JIM THORPE — State troopers said part-time Nesquehoning Officer Steven Homanko was driving his cruiser toward Jim Thorpe Monday night with his lights and ...

JIM THORPE -- State troopers said part-time Nesquehoning Officer Steven Homanko was driving his cruiser toward Jim Thorpe Monday night with his lights and sirens on when he lost control on Route 209.

His cruiser hit a vehicle coming in the opposite direction, killing Carola Sauers of Hazleton and injuring her husband, Michael Sauers.

"The family is going through a lot of grief over nonsense, and it's a shame that this happened," said Lou Snyder of Jim Thorpe.

State police are investigating whether Homanko was involved in a police chase.

Newswatch 16 spoke with some people who said they were listening to police scanners the night of the wreck.

They said what they heard leads them to believe it was a chase.

"They should have called it off before someone actually got killed," said Shannon Ciocca of Jim Thorpe.

Some living in Jim Thorpe said the vehicle Officer Homanko was looking for Monday night was found shortly after the wreck on Fourth Street in the borough.

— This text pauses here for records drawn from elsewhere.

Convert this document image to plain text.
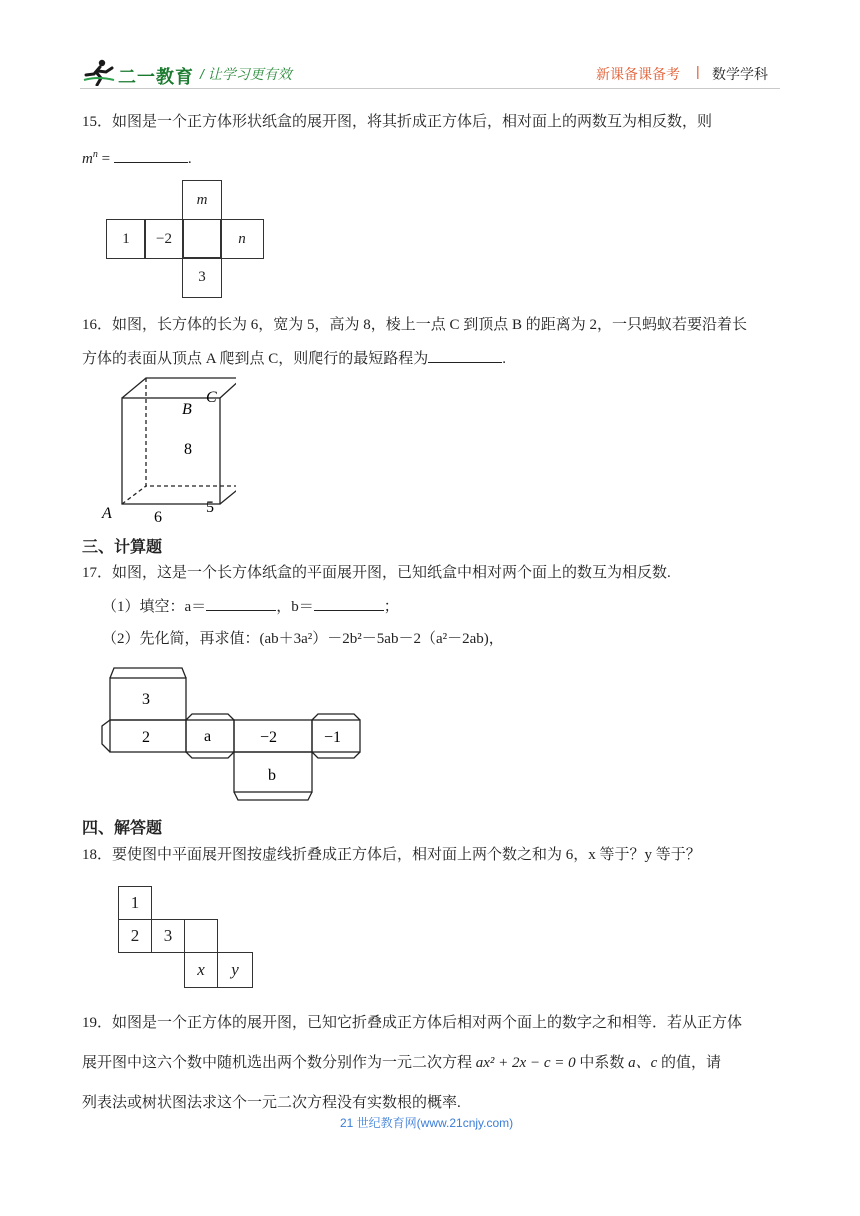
二一教育 / 让学习更有效	新课备课备考 | 数学学科
15．如图是一个正方体形状纸盒的展开图，将其折成正方体后，相对面上的两数互为相反数，则
$m^n$ =	.
m
1	−2	n
3
16．如图，长方体的长为 6，宽为 5，高为 8，棱上一点 C 到顶点 B 的距离为 2，一只蚂蚁若要沿着长
方体的表面从顶点 A 爬到点 C，则爬行的最短路程为	.
B
C
8
A	6
5
三、计算题
17．如图，这是一个长方体纸盒的平面展开图，已知纸盒中相对两个面上的数互为相反数.
（1）填空：a＝	，b＝	；
（2）先化简，再求值：(ab＋3a²）－2b²－5ab－2（a²－2ab)，
3
2	a	−2	−1
b
四、解答题
18．要使图中平面展开图按虚线折叠成正方体后，相对面上两个数之和为 6，x 等于？y 等于？
1
2	3
x	y
19．如图是一个正方体的展开图，已知它折叠成正方体后相对两个面上的数字之和相等．若从正方体
展开图中这六个数中随机选出两个数分别作为一元二次方程 ax² + 2x − c = 0 中系数 a、c 的值，请
列表法或树状图法求这个一元二次方程没有实数根的概率.
21 世纪教育网(www.21cnjy.com)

"The aftermath of everything, four police officers, four cop cars and a yellow Neon pulled over," said James Strubinger of Jim Thorpe.

The crash involving Homanko is the second deadly crash involving a police officer in our area this year.

In January, 42-year-old James Robinson died in a wreck in Williamsport.

Investigators charged Williamsport Officer Jonathan Deprenda with homicide by vehicle and involuntary manslaughter.

They said he was recklessly speeding to a pursuit.

"It shouldn't have happened, absolutely shouldn't have happened," said Ciocca.

A police chief and instructor at Lackawanna College's Police Academy in Scranton said state law requires each municipal police department have a policy on police pursuits.

Each cadet in the academy is taught to weigh the risk to the public against the immediate need to apprehend someone.

Every police department is required to submit paperwork to the state after each police pursuit.

Then, the state police put together annual reports.

According to the latest report, in 2012, there were 1,522 police pursuits.

More than 500 ended in crashes.

Fourteen people died as a result, 13 were violators, and one was an uninvolved person.

"It's scary to think about it because I could have been in the car too, could have been me and my wife driving around, who knows?" said Jennifer Pape of Jim Thorpe.